Without fail, at every event we’ve held, someone asks if Harold Wilson received compensation or restitution after his 16+ years on PA’s death row after his wrongful conviction. Harold has received nothing. Well, that’s not true. He received 65 cents and a bus token and was escorted out the back door of Philadelphia County jail after his acquittal at retrial in November, 2005.
22 states have some form of compensation for exonerated prisoners, but Pennsylvania is not one of them. The Innocence Project considers this a “priority issue.”
The Innocence Project is intimately familiar with the tremendous pain and challenges exonerated people encounter after release, and has developed a series of recommendations for states to compensate the wrongly convicted.
The moral and legal obligation to provide compensation
With no money, housing, transportation, health services or insurance, and a criminal record that is rarely cleared despite innocence, the punishment lingers long after an innocent person is exonerated.

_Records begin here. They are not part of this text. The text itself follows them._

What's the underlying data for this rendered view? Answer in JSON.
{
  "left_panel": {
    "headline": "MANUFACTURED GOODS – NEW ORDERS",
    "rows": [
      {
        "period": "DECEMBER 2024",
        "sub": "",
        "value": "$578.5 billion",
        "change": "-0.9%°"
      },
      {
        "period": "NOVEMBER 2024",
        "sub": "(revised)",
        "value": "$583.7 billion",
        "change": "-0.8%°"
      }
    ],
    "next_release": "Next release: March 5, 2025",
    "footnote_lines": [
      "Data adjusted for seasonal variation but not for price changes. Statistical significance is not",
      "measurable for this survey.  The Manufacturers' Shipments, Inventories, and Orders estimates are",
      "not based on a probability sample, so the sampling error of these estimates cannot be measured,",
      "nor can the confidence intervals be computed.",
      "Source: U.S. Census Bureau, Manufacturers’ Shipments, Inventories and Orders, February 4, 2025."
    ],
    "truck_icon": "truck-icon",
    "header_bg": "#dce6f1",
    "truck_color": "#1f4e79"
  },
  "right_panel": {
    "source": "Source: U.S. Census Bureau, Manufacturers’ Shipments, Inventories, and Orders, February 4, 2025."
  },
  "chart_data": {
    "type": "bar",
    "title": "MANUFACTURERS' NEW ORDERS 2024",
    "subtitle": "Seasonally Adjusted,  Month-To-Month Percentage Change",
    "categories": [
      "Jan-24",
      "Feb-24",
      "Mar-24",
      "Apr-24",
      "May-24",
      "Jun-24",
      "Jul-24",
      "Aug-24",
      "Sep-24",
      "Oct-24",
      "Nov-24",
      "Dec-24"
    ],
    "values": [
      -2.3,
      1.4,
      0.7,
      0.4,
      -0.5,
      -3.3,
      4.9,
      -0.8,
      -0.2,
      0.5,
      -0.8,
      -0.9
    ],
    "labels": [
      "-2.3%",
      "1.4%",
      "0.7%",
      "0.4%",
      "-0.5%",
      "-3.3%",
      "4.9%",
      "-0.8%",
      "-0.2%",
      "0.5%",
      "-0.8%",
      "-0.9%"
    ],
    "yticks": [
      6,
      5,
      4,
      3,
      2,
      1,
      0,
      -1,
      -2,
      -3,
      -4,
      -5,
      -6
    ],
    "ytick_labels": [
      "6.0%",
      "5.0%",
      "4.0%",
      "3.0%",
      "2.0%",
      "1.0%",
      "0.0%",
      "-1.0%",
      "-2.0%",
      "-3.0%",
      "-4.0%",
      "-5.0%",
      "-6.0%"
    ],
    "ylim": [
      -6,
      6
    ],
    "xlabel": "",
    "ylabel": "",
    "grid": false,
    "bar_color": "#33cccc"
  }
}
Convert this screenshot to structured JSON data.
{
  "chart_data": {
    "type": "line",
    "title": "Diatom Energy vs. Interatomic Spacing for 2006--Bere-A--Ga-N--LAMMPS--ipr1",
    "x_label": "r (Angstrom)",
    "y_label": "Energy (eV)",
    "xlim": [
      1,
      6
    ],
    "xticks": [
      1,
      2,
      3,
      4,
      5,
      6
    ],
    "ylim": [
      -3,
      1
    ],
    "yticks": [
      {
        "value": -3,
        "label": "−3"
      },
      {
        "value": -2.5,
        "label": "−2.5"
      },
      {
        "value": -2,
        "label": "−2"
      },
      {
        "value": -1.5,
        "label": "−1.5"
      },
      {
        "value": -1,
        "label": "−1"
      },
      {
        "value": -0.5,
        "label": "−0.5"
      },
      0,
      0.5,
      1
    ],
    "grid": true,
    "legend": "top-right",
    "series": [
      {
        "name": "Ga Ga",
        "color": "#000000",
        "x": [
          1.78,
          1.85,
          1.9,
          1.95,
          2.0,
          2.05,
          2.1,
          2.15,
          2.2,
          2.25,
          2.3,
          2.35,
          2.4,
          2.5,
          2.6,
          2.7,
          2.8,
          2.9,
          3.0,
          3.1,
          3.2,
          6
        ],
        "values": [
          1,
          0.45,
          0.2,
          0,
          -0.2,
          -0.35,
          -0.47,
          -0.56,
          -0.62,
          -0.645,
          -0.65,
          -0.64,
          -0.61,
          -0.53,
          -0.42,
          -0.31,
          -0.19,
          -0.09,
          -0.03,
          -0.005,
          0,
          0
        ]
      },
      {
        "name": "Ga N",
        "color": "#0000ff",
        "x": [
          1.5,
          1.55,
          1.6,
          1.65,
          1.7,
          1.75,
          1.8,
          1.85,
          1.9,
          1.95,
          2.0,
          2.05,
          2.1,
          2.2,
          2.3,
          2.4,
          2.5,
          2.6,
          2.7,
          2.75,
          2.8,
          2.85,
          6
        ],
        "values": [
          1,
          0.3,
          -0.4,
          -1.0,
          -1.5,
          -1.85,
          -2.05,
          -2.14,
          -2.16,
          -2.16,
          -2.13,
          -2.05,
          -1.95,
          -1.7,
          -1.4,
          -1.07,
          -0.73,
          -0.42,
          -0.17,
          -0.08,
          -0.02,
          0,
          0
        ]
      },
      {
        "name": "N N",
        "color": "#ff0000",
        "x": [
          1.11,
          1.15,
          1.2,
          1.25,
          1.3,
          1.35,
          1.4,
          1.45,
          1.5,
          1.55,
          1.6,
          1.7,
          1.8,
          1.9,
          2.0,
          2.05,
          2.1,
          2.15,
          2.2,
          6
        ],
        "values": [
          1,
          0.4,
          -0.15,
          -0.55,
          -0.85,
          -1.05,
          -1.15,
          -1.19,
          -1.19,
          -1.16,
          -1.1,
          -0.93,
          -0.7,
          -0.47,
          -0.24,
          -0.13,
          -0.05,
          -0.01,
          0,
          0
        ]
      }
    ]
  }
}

States have a responsibility to restore innocent people’s lives to the best of their abilities.
The Innocence Project recommends that all states:
* Compensate exonerated people immediately after release with a fixed sum or a range of recovery for each year of wrongful incarceration. Congress and President Bush have recommended that this amount be set at $50,000 per year of wrongful incarceration.
* Provide immediate re-entry funds and access to job training, educational, health and legal services after an innocent person’s release.
Pennsylvania Senate Bill 714 would provide a mechanism for compensating exonerated prisoners. It is not a perfect bill. It would require the exoneree to file a claim in common pleas court, which is not recommended by The Innocence Project. But SB 714 is a step in the right direction. It has eight co-sponsors, including the chair of the Senate Judiciary Committee.
This is fresh in my mind not only because we keep getting that question but also because Harold spent most of the trip tonight from Erie to Pittsburgh telling me about the hardships exonerees face. Much of it was not news, but it is good to have that reminder.
Lorry Post of Murder Victims’ Families for Reconciliation re-joined the tour today and will be with us for a big day on Thursday in Pittsburgh.